How the Brontes cheer me up

Anne, Emily and Charlotte Bronte,
painted by their brother Branwell.
Reading about the lives of the Bronte sisters cheers me up for the same reason that reading about the life and philosophy of Arthur Schopenhauer does - no matter how lonely and depressing my life might seem, theirs were much worse.

It's certain that both Anne and Emily died virgins and Charlotte only had sex after she was married, at age 37 - she died a year later.  And she most likely died from run-away morning sickness - so had she remained a virgin she might well have lived into old age.

It was a miracle she married at all at that advanced age. Here she is writing to her best friend (outside of her sisters), Ellen Nussey:

Who gravely asked you whether Miss Bronte was not going to be married to her papa's curate? I scarcely need say that never was rumour more unfounded—it puzzles me to think how it could possibly have originated. A cold, far-away sort of civility are the only terms on which I have ever been with Mr. Nicholls. I could by no means think of mentioning such a rumour to him even as a joke—it would make me the laughing-stock of himself and his fellow-curates for half a year to come. They regard me as an old maid, and I regard them, one and all, as highly uninteresting, narrow and unattractive specimens of the coarser sex.
Reader, she married him - Mr. Nicholls, her father's curate. But this letter was written in 1846 when Charlotte was 30 years old - considered an old maid at 30. That's how extreme the patriarchy was in those days - it made women's lives unbearable, unless they were very wealthy. The Brontes had to make a living as teachers and governesses, and hated it. Without any labor laws to aid them, they were underpaid, overworked and generally treated like absolute shit. Charlotte wrote about her experiences in a letter to Ellen:
...The country, the house and the grounds are, as I have said, divine; but, alack-a-day, there is such a thing as seeing all beautiful around you - pleasant woods, white paths, green lawns, and blue sunshiny sky - and not having a free moment or a free thought left to enjoy them. The children are constantly with me.

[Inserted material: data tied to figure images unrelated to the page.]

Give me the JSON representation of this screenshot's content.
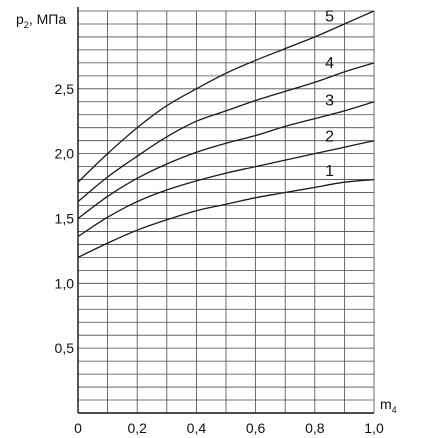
{
  "chart_data": {
    "type": "line",
    "ylabel": "p",
    "ylabel_sub": "2",
    "ylabel_unit": ", МПа",
    "xlabel": "m",
    "xlabel_sub": "4",
    "xlim": [
      0,
      1.0
    ],
    "ylim": [
      0,
      3.1
    ],
    "grid": true,
    "x_ticks": [
      {
        "value": 0,
        "label": "0"
      },
      {
        "value": 0.2,
        "label": "0,2"
      },
      {
        "value": 0.4,
        "label": "0,4"
      },
      {
        "value": 0.6,
        "label": "0,6"
      },
      {
        "value": 0.8,
        "label": "0,8"
      },
      {
        "value": 1.0,
        "label": "1,0"
      }
    ],
    "y_ticks": [
      {
        "value": 0.5,
        "label": "0,5"
      },
      {
        "value": 1.0,
        "label": "1,0"
      },
      {
        "value": 1.5,
        "label": "1,5"
      },
      {
        "value": 2.0,
        "label": "2,0"
      },
      {
        "value": 2.5,
        "label": "2,5"
      }
    ],
    "x_grid_step": 0.1,
    "y_grid_step": 0.1,
    "x": [
      0,
      0.1,
      0.2,
      0.3,
      0.4,
      0.5,
      0.6,
      0.7,
      0.8,
      0.9,
      1.0
    ],
    "series": [
      {
        "name": "1",
        "values": [
          1.2,
          1.31,
          1.41,
          1.49,
          1.56,
          1.61,
          1.66,
          1.7,
          1.74,
          1.78,
          1.8
        ]
      },
      {
        "name": "2",
        "values": [
          1.36,
          1.51,
          1.63,
          1.72,
          1.79,
          1.85,
          1.9,
          1.95,
          2.0,
          2.05,
          2.1
        ]
      },
      {
        "name": "3",
        "values": [
          1.5,
          1.67,
          1.81,
          1.92,
          2.01,
          2.08,
          2.14,
          2.21,
          2.27,
          2.33,
          2.4
        ]
      },
      {
        "name": "4",
        "values": [
          1.63,
          1.82,
          1.98,
          2.13,
          2.25,
          2.33,
          2.41,
          2.48,
          2.55,
          2.63,
          2.7
        ]
      },
      {
        "name": "5",
        "values": [
          1.78,
          2.0,
          2.2,
          2.37,
          2.5,
          2.62,
          2.72,
          2.81,
          2.9,
          3.0,
          3.1
        ]
      }
    ]
  }
}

As for correcting them, I quickly found that was out of the question; they are to do as they like. A complaint to the mother only brings black looks on myself, and unjust, partial excuses to screen the children. I have tried that plan once, and succeeded so notably, I shall try no more. I said in my last letter that Mrs. did not know me. I now begin to find she does not intend to know me; that she cares nothing about me, except to contrive how the greatest possible quantity of labour may be got out of me; and to that end she overwhelms me with oceans of needlework; yards of cambric to hem, muslin night-caps to make, and, above all things, dolls to dress. I do not think she likes me at all, because I can't help being shy in such an entirely novel scene, surrounded as I have hitherto been by strange and constantly changing faces. . . . I used to think I should like to be in the stir of grand folks' society; but I have had enough of it - it is dreary work to look on and listen. I see more clearly than I have ever done before, that a private governess has no existence, is not considered as a living rational being...

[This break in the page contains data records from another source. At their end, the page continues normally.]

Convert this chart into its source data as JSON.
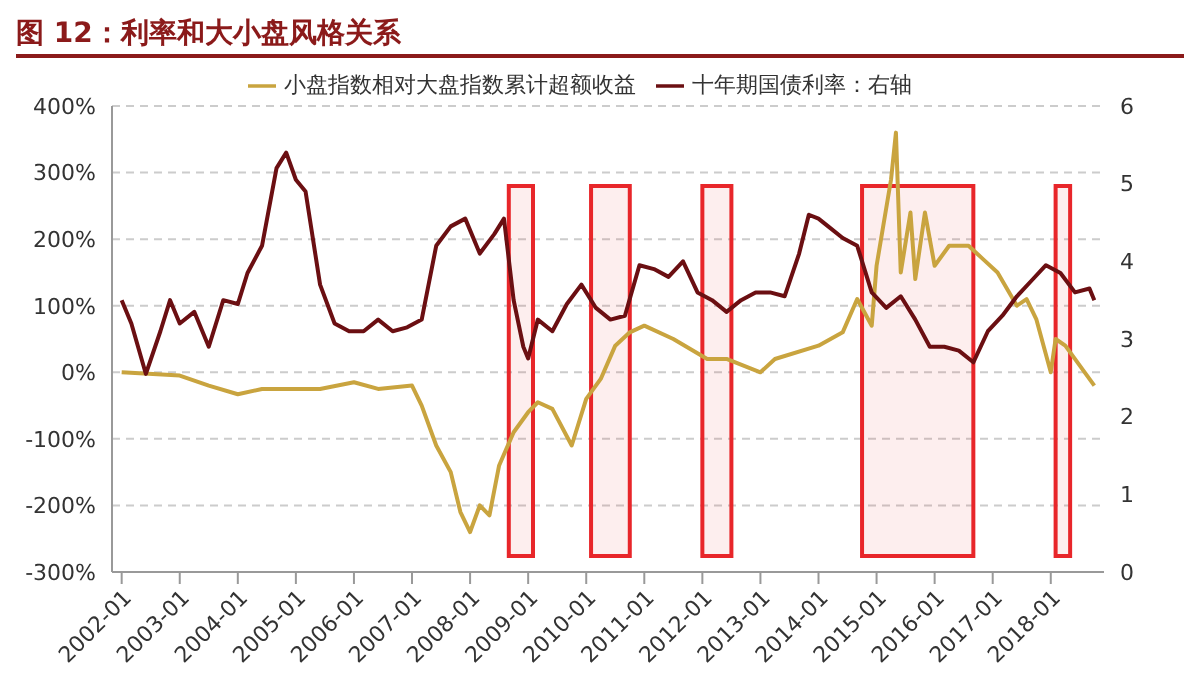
{
  "chart_data": {
    "type": "line",
    "title": "图 12：利率和大小盘风格关系",
    "xlim": [
      "2001-11",
      "2018-12"
    ],
    "xticks": [
      "2002-01",
      "2003-01",
      "2004-01",
      "2005-01",
      "2006-01",
      "2007-01",
      "2008-01",
      "2009-01",
      "2010-01",
      "2011-01",
      "2012-01",
      "2013-01",
      "2014-01",
      "2015-01",
      "2016-01",
      "2017-01",
      "2018-01"
    ],
    "ylim": [
      -300,
      400
    ],
    "yticks": [
      {
        "value": -300,
        "label": "-300%"
      },
      {
        "value": -200,
        "label": "-200%"
      },
      {
        "value": -100,
        "label": "-100%"
      },
      {
        "value": 0,
        "label": "0%"
      },
      {
        "value": 100,
        "label": "100%"
      },
      {
        "value": 200,
        "label": "200%"
      },
      {
        "value": 300,
        "label": "300%"
      },
      {
        "value": 400,
        "label": "400%"
      }
    ],
    "y2lim": [
      0,
      6
    ],
    "y2ticks": [
      0,
      1,
      2,
      3,
      4,
      5,
      6
    ],
    "grid": "y",
    "legend": "top",
    "marker": "none",
    "line_style": "solid",
    "series": [
      {
        "name": "小盘指数相对大盘指数累计超额收益",
        "color": "#c9a43f",
        "x": [
          "2002-01",
          "2003-01",
          "2003-07",
          "2004-01",
          "2004-06",
          "2005-01",
          "2005-06",
          "2006-01",
          "2006-06",
          "2007-01",
          "2007-03",
          "2007-06",
          "2007-09",
          "2007-11",
          "2008-01",
          "2008-03",
          "2008-05",
          "2008-07",
          "2008-10",
          "2009-01",
          "2009-03",
          "2009-06",
          "2009-10",
          "2010-01",
          "2010-04",
          "2010-07",
          "2010-10",
          "2011-01",
          "2011-07",
          "2012-02",
          "2012-06",
          "2013-01",
          "2013-04",
          "2014-01",
          "2014-06",
          "2014-09",
          "2014-12",
          "2015-01",
          "2015-04",
          "2015-05",
          "2015-06",
          "2015-08",
          "2015-09",
          "2015-11",
          "2016-01",
          "2016-04",
          "2016-08",
          "2016-11",
          "2017-02",
          "2017-06",
          "2017-08",
          "2017-10",
          "2018-01",
          "2018-02",
          "2018-04",
          "2018-07",
          "2018-10"
        ],
        "values": [
          0,
          -5,
          -20,
          -33,
          -25,
          -25,
          -25,
          -15,
          -25,
          -20,
          -50,
          -110,
          -150,
          -210,
          -240,
          -200,
          -215,
          -140,
          -90,
          -60,
          -45,
          -55,
          -110,
          -40,
          -10,
          40,
          60,
          70,
          50,
          20,
          20,
          0,
          20,
          40,
          60,
          110,
          70,
          160,
          290,
          360,
          150,
          240,
          140,
          240,
          160,
          190,
          190,
          170,
          150,
          100,
          110,
          80,
          0,
          50,
          40,
          10,
          -20
        ],
        "axis": "y"
      },
      {
        "name": "十年期国债利率：右轴",
        "color": "#6b0f12",
        "x": [
          "2002-01",
          "2002-03",
          "2002-06",
          "2002-09",
          "2002-11",
          "2003-01",
          "2003-04",
          "2003-07",
          "2003-10",
          "2004-01",
          "2004-03",
          "2004-06",
          "2004-09",
          "2004-11",
          "2005-01",
          "2005-03",
          "2005-06",
          "2005-09",
          "2005-12",
          "2006-03",
          "2006-06",
          "2006-09",
          "2006-12",
          "2007-03",
          "2007-06",
          "2007-09",
          "2007-12",
          "2008-03",
          "2008-06",
          "2008-08",
          "2008-10",
          "2008-12",
          "2009-01",
          "2009-03",
          "2009-06",
          "2009-09",
          "2009-12",
          "2010-03",
          "2010-06",
          "2010-09",
          "2010-12",
          "2011-03",
          "2011-06",
          "2011-09",
          "2011-12",
          "2012-03",
          "2012-06",
          "2012-09",
          "2012-12",
          "2013-03",
          "2013-06",
          "2013-09",
          "2013-11",
          "2014-01",
          "2014-03",
          "2014-06",
          "2014-09",
          "2014-12",
          "2015-03",
          "2015-06",
          "2015-09",
          "2015-12",
          "2016-03",
          "2016-06",
          "2016-09",
          "2016-12",
          "2017-03",
          "2017-06",
          "2017-09",
          "2017-12",
          "2018-03",
          "2018-06",
          "2018-09",
          "2018-10"
        ],
        "values": [
          3.5,
          3.2,
          2.55,
          3.1,
          3.5,
          3.2,
          3.35,
          2.9,
          3.5,
          3.45,
          3.85,
          4.2,
          5.2,
          5.4,
          5.05,
          4.9,
          3.7,
          3.2,
          3.1,
          3.1,
          3.25,
          3.1,
          3.15,
          3.25,
          4.2,
          4.45,
          4.55,
          4.1,
          4.35,
          4.55,
          3.5,
          2.9,
          2.75,
          3.25,
          3.1,
          3.45,
          3.7,
          3.4,
          3.25,
          3.3,
          3.95,
          3.9,
          3.8,
          4.0,
          3.6,
          3.5,
          3.35,
          3.5,
          3.6,
          3.6,
          3.55,
          4.1,
          4.6,
          4.55,
          4.45,
          4.3,
          4.2,
          3.6,
          3.4,
          3.55,
          3.25,
          2.9,
          2.9,
          2.85,
          2.7,
          3.1,
          3.3,
          3.55,
          3.75,
          3.95,
          3.85,
          3.6,
          3.65,
          3.5
        ],
        "axis": "y2"
      }
    ],
    "bands": [
      {
        "axis": "x",
        "from": "2008-09",
        "to": "2009-02",
        "color": "#e8262a"
      },
      {
        "axis": "x",
        "from": "2010-02",
        "to": "2010-10",
        "color": "#e8262a"
      },
      {
        "axis": "x",
        "from": "2012-01",
        "to": "2012-07",
        "color": "#e8262a"
      },
      {
        "axis": "x",
        "from": "2014-10",
        "to": "2016-09",
        "color": "#e8262a"
      },
      {
        "axis": "x",
        "from": "2018-02",
        "to": "2018-05",
        "color": "#e8262a"
      }
    ]
  }
}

But being a wife was scarcely better - women were basically the property of their husbands, with all the usual horrors that such living arrangements entail. Although as we can see with wealthy women, they pushed the drudgery of motherhood off on the servants as much as possible.

I was reading up on the Brontes over the weekend as research for my play about them for the 365 Women project. I initially thought my play would be 30 minutes, but turns out it's only 10 pages, which is excellent - it will fit nicely with the other plays that are set to be part of the staged reading - they are all 10 minutes long. I'm pleased I have a completed play now, THE BRONTES BEGIN.